My Nails Tell A Story: A multimodal visual project
The expressive manicure has deep roots in urban youth culture. By the late 1970s and into the 1980s, alongside the rise of hip-hop and street art, elaborately extended nails became powerful forms of self-expression.
IDEATION, RESEARCH, DESIGN, AUDIO/VISUAL
Following months of rigorous ethnographic fieldwork in Brooklyn nail salons, my research project My Nails Tell A Story brings the fingernail and the practice of manicuring into anthropology’s purview as a critical site for exploring body politics, identity, and relationality.
It invites us to consider the socialities generated by the surface of the fingernail by focusing on the “Expressive Manicure,” a highly stylized and often stigmatized artistic practice shaped by the interrelated creative economies of Black and Asian communities in North America.
Film
My Nails Tell A Story (14:27), which premiered in Amsterdam, follows women in two Brooklyn nail salons.
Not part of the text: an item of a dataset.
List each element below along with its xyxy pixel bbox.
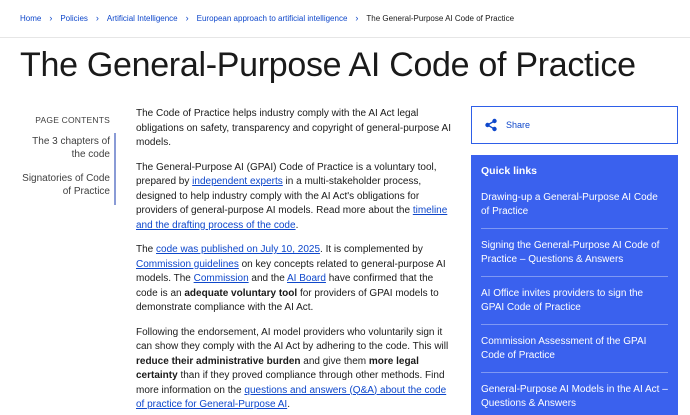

Using poetic visuals, the film explores the manicure as a site of artistry and embodied storytelling, where identity, care, and race intersect.
Interactive Zine
An experimental approach to zine making and theory, where I explored text, photography, and graphic design to merge scholarship and creative practice into an interactive zine. My approach to zine-making is deeply influenced by Zora Neale Hurston’s commitment to using creative ethnography to challenge certain academic traditions.
Poetry
An alternative to traditional ethnographic writing, this piece experiments with using verse to translate research into a more embodied, expressive form of knowledge and storytelling.